At the tender age of three, Naiomi Bielak already knew she wanted to be a ballerina when she grew up.
“To be a dancer is really tough. I mean, rewarding but tough,” said Bielak, ballet student and founder of Smiles for All. “I go through a lot of hard work, not only in my training in school, I train after school, I go to the gym, I do whatever I need to do to make sure that my body is able to do what I need to do on stage and in class.”
Bielak’s love for ballet has taken her all the way to New York. She’s a student at the Joffrey Ballet School, being trained in all forms of dance with a foundation in classical ballet.
“I’ve been given ballet, it’s my passion, it’s what I do,”Bielak said. “Not everyone has the opportunity to do it and so why not share it with everyone.”
And share it Bielak has. Since she was a little girl, she’s been helping to give back through the charity her mother created called Crafting for a Cure – donating craft kits to hospitals to ensure children are having a positive experience during a difficult time.
“I think I started visiting hospitals with my mother since the dawn of time,” Bielak said. “ I was always there, even when my brother was there because he was a patient.

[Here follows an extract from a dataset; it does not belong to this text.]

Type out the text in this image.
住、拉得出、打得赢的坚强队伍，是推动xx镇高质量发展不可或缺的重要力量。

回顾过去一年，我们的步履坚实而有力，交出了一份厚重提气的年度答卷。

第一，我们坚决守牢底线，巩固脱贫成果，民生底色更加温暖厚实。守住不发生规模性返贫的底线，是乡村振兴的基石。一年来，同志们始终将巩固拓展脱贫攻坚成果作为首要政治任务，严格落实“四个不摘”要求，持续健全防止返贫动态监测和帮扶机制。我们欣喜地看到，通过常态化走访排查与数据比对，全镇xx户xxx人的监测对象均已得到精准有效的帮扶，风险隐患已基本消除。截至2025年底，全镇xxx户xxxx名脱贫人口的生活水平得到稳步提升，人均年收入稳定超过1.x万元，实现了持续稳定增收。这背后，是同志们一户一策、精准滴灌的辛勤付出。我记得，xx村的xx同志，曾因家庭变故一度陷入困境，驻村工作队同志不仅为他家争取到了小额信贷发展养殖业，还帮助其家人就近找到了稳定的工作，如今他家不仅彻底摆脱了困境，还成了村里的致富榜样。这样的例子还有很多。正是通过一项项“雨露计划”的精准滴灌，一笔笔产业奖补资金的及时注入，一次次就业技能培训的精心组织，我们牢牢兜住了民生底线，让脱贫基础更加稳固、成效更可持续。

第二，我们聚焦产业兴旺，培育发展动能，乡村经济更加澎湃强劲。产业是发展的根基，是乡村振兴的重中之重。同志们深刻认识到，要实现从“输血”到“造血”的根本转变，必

“I would always be there too crafting and crafting with the other kids. It was incredible.”
But as time went on, Bielak wanted to do more and take what her mother started to a new level. She founded “Smiles for All.”
“We have a team in Toronto, we have a team in New York, and we also were trying to get a team in Texas,” Bielak said. “What we do is go into hospitals as ballet dancers and we perform for children.”
Not only is Bielak a hardworking aspiring ballet dancer looking to make her mark on the world, she wants to make a difference to the children and families she visits in hospitals in Toronto, New York, and most recently, Israel.
“Honestly, people say that being on stage is the best thing. I think being on stage is one of the best things. I think another amazing thing is having the feeling of going into a hospital and performing for children,” Bielak said. “You’re face-to-face with a child or a parent and to see their emotional response to you and how you’re making their day that much better – is so empowering.”
Providing that brief distraction is what truly matters to Bielak, believing that laughter and smiles are the best medicine.